Renate Boml, 45, said she got up at dawn to catch a train from her village to attend the mass.
"The pope has pleasantly surprised me with his personal warmth and his intelligence," she said.
"We are happy to be here for this celebration of our beliefs."
The pontiff was driven to the mass in a pope-mobile under clear blue skies.
Later on Sunday he celebrated vespers in Munich Cathedral, a familiar location for the former Cardinal Joseph Ratzinger who was archbishop of the city from 1977 to 1982.
He said spirituality and Catholicism should have a higher priority in education, and called on parents to "help your children to believe".
He will also hold mass in the town of Alltoeting on Monday and in the city of Regensburg on Tuesday.
This visit bears the personal stamp of the pope, who said on his arrival that his heart "beats with a Bavarian rhythm".
House daubed
On Monday, he will visit the house in the small town of Marktl-am-Inn where he was born on April 16, 1927.

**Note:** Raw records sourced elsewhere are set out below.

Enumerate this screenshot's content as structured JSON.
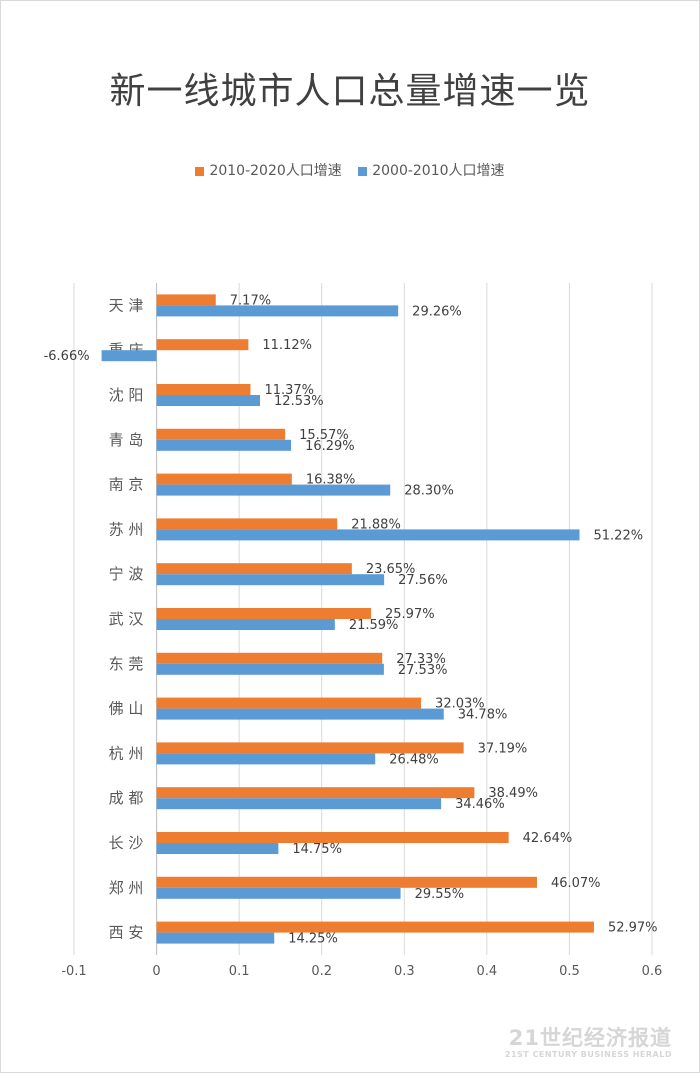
{
  "chart_data": {
    "type": "bar",
    "orientation": "horizontal",
    "title": "新一线城市人口总量增速一览",
    "categories": [
      "天 津",
      "重 庆",
      "沈 阳",
      "青 岛",
      "南 京",
      "苏 州",
      "宁 波",
      "武 汉",
      "东 莞",
      "佛 山",
      "杭 州",
      "成 都",
      "长 沙",
      "郑 州",
      "西 安"
    ],
    "series": [
      {
        "name": "2010-2020人口增速",
        "color": "#ED7D31",
        "values": [
          0.0717,
          0.1112,
          0.1137,
          0.1557,
          0.1638,
          0.2188,
          0.2365,
          0.2597,
          0.2733,
          0.3203,
          0.3719,
          0.3849,
          0.4264,
          0.4607,
          0.5297
        ],
        "labels": [
          "7.17%",
          "11.12%",
          "11.37%",
          "15.57%",
          "16.38%",
          "21.88%",
          "23.65%",
          "25.97%",
          "27.33%",
          "32.03%",
          "37.19%",
          "38.49%",
          "42.64%",
          "46.07%",
          "52.97%"
        ]
      },
      {
        "name": "2000-2010人口增速",
        "color": "#5B9BD5",
        "values": [
          0.2926,
          -0.0666,
          0.1253,
          0.1629,
          0.283,
          0.5122,
          0.2756,
          0.2159,
          0.2753,
          0.3478,
          0.2648,
          0.3446,
          0.1475,
          0.2955,
          0.1425
        ],
        "labels": [
          "29.26%",
          "-6.66%",
          "12.53%",
          "16.29%",
          "28.30%",
          "51.22%",
          "27.56%",
          "21.59%",
          "27.53%",
          "34.78%",
          "26.48%",
          "34.46%",
          "14.75%",
          "29.55%",
          "14.25%"
        ]
      }
    ],
    "xlim": [
      -0.1,
      0.6
    ],
    "xticks": [
      -0.1,
      0,
      0.1,
      0.2,
      0.3,
      0.4,
      0.5,
      0.6
    ],
    "xtick_labels": [
      "-0.1",
      "0",
      "0.1",
      "0.2",
      "0.3",
      "0.4",
      "0.5",
      "0.6"
    ],
    "grid": "vertical",
    "legend": "top"
  },
  "watermark": {
    "main": "21世纪经济报道",
    "sub": "21ST CENTURY BUSINESS HERALD"
  }
}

The yellow and white-painted exterior of the house was being hastily cleaned after blue paint was thrown at it early on Sunday.
Police said they believed it was the work of vandals and not a protest.
The pope will spend Wednesday with his brother, Monsignor Georg Ratzinger, in Regensburg and together they will visit the graves of their mother, father and sister.
Pope Benedict is making his fourth foreign trip since becoming pope in April last year and the second to Germany in that time.
He is due to visit Turkey in November and Brazil next year.
Security for the German trip is tight in the wake of the attempted bombings of two passenger trains in two western cities in July. Around 5,000 police are on duty.